It’s been a long way down for Canadian pharmacy services provider CareRx Corp (CareRx Corp Stock Quote, Charts, News, Analysts, Financials TSX:CRRX) over the past couple of years, where shares have fallen over 60 per cent. But the prescription is for better days ahead, according to Desjardins Capital Markets analyst Gary Ho, who provided an update to clients on Monday where he reiterated a “Buy” rating and $4.00 target price, good for a projected return at the time of publication of 78 per cent.

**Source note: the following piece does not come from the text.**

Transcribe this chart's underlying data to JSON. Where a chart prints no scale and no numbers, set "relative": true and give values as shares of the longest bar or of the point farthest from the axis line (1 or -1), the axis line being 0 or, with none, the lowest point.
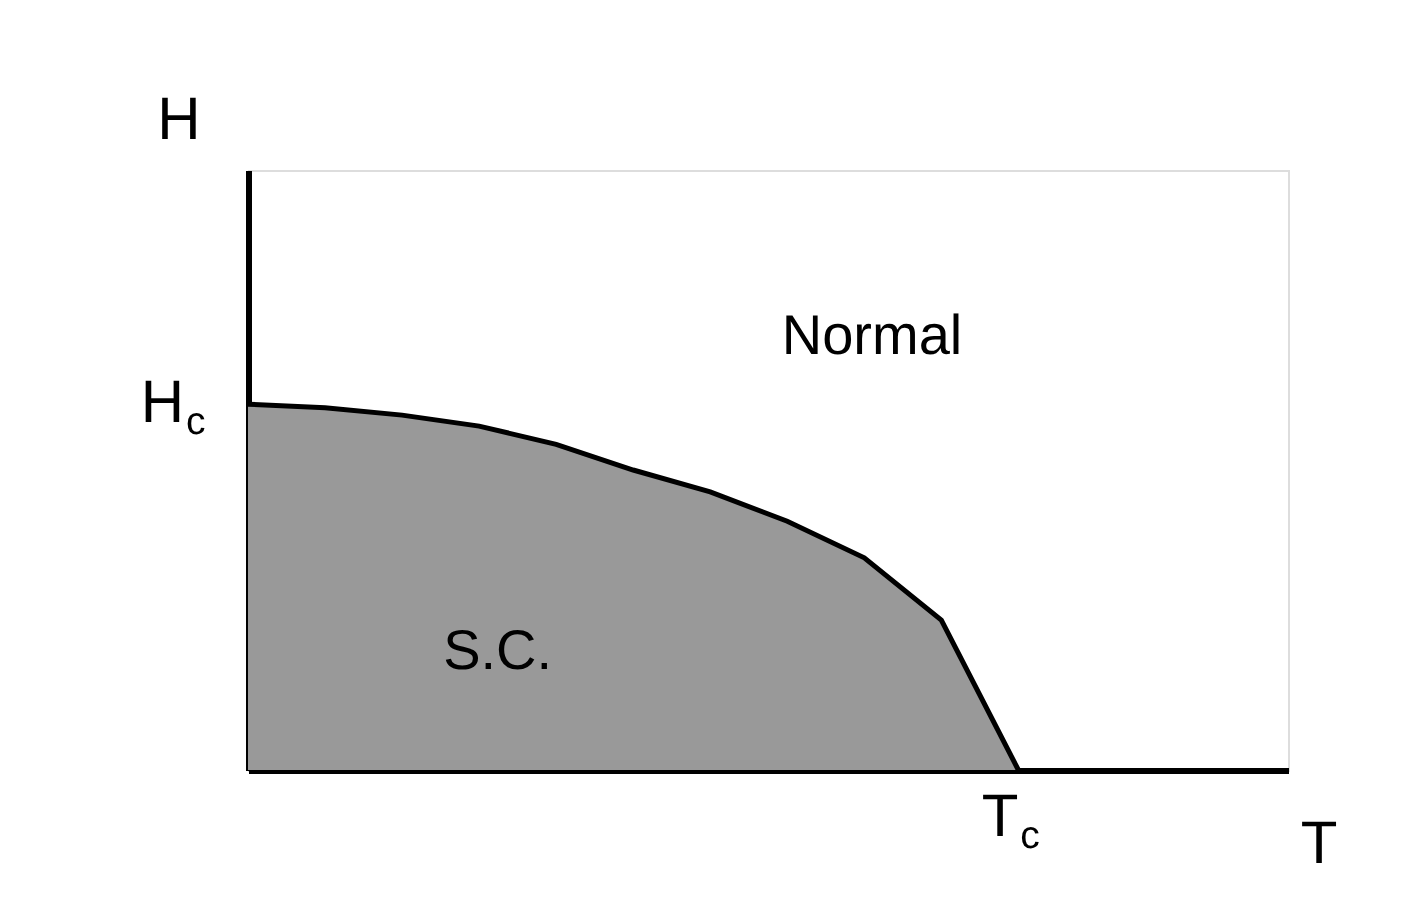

Toronto-based CareRx provides pharmacy services to seniors living communities across Canada, with over 94,000 residents currently served at over 1,600 communities, including long-term care homes, retirement homes and assisted living facilities.
Ho said CareRx treated sell-side representatives to a plant tour at its 37,000 sq ft fulfillment centre in Oakville, Ontario, the largest of the company’s 28 locations and home to its new BD Rowa Dose medication packaging system, the first of its kind in Canada.
Ho said the Oakville centre currently serves 14,500 beds with a potential to increase to 22,000-25,000 over time, with clients in the Niagara Region and over to Peterborough to the east and Aurora and Newmarket to the north.
Ho said management is aiming to move to a spoke-and-hub model where bulk weekly drug subscription batches are packaged through mega-facilities, leaving regional hubs to cater to ad hoc and more urgent requests as well as compounding.
“We came away with a slightly positive view,” Ho wrote. “(1) The new CEO remains focused on driving margin improvement, not just bed count growth; (2) walking through the facilities, we saw many opportunities for digitization and automation to drive further operational efficiencies; (3) the move to a spoke-and- hub model could help alleviate labour issues; (4) we believe rolling out mega-facilities to larger cities makes a lot of sense; (5) however, some of these initiatives will take time to realize given seniors/LTC homes’ resistance to change.”
Earlier this month, CareRx reported its first quarter financials, coming in with revenue down two per cent year-over-year to $93.2 million and adjusted EBITDA down by 21 per cent to $6.8 million. The company said although the quarterly numbers were in-line with management’s expectations, a still-challenging labour market in the pharmacy sector impacted its bottom line.